Barbora Kabátková und ihr Tiburtina-Ensemble haben in böhmischen Handschriften aus dem 12. bis 15. Jahrhundert geblättert. Sie sind auf ein erstaunlich nuancenreiches Repertoire fernab des weihnachtlichen Mainstreams gestoßen. Damit laden sie ein zum Weihnachtsgottesdienst nach Prag.

Am Mikrofon: Helga Heyder-Späth | 26.12.2019
    Das Ensemble Tiburtina steht in einem Halbkreis in einem Keller-Gewölbe, die 9 Sängerinnen tragen schwarze Konzertkleidung. Die Leiterin vorne in der Mitte, Barbora Kabátková, pustet bunte Blätter in die Luft
    Das Ensemble Tiburtina wurde 2008 in Prag gegründet und wird von Barbora Kabátková geleitet (Vojtěch Havlík)
    Strahlende Trompeten, liebliche Engelschöre und volkstümliche Hirtenmusiken – diese Klänge verbindet man gemeinhin mit der Weihnachtszeit. In unterschiedlicher Stilistik und Qualität war all das in den letzten Tagen und Wochen auf Weihnachtsmärkten, im Radio und sicher auch in vielen Wohnzimmern allgegenwärtig.
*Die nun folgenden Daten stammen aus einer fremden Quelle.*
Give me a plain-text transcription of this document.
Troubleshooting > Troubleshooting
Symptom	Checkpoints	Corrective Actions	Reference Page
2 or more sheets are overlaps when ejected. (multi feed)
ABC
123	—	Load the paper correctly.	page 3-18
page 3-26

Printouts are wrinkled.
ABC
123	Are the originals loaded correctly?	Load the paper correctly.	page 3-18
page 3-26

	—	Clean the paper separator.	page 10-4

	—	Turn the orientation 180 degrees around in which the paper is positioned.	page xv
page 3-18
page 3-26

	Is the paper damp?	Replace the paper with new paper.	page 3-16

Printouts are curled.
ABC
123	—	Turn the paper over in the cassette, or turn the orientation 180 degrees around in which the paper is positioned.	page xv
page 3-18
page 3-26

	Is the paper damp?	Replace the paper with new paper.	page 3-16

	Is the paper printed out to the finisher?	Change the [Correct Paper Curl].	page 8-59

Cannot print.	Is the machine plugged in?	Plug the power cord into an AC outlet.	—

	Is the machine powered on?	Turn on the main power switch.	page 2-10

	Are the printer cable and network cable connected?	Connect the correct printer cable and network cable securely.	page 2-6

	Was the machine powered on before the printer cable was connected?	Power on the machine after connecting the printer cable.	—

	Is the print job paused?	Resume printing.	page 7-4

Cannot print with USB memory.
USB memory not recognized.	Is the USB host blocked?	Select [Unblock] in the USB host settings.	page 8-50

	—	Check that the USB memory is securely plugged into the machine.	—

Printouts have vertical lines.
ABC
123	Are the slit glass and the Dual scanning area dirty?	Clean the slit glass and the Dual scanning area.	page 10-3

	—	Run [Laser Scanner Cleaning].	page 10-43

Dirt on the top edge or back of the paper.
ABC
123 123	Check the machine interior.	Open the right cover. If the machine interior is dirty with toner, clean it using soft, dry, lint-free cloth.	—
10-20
Die Bandbreite an bekannten und weniger bekannten Weihnachtsmusiken ist unüberschaubar, und Jahr für Jahr kommt eine Fülle an neuen Produktionen dazu.
    Eine etwas andere Weihnachts-CD ist jetzt beim Label Ricercar erschienen. Das Tiburtina Ensemble, eine reine Frauenformation, lädt ins mittelalterliche Prag ein.
    Musik: Anonymus: Benedicam Puer natus in Bethlehem
    Dieser Lobgesang zu Ehren des "kleinen in Bethlehem geborenen Jungen" ist höchst wahrscheinlich im 14. Jahrhundert zu Weihnachten im Benediktinerinnenkloster St. Georg in Prag erklungen. Erhaben über der Stadt liegt es in unmittelbarer Nähe des Veitsdoms. Im Jahr 921 wurde die Kirche Sankt Georg geweiht, 976 entstand dort das erste Benediktinerinnen-Kloster in Böhmen.
    Diese lange Geschichte spürt man auch in den liturgischen Gesängen, die Barbora Kabátková, die Leiterin des Tiburtina Ensembles, für ihre Prager Weihnachts-CD ausgewählt hat. Fündig wurde sie unter anderem in den erhaltenen Handschriften aus dem Kloster und dem Prager Domkapitel sowie in anderen mittelalterlichen Quellen aus Böhmen.
    Der Innenraum der Basilika St. Georg in Prag
    Die Basilika St. Georg auf der Prager Burg. Die ehemalige Benediktinerinnen-Abtei war das erste Kloster in Böhmen (imago stock&people)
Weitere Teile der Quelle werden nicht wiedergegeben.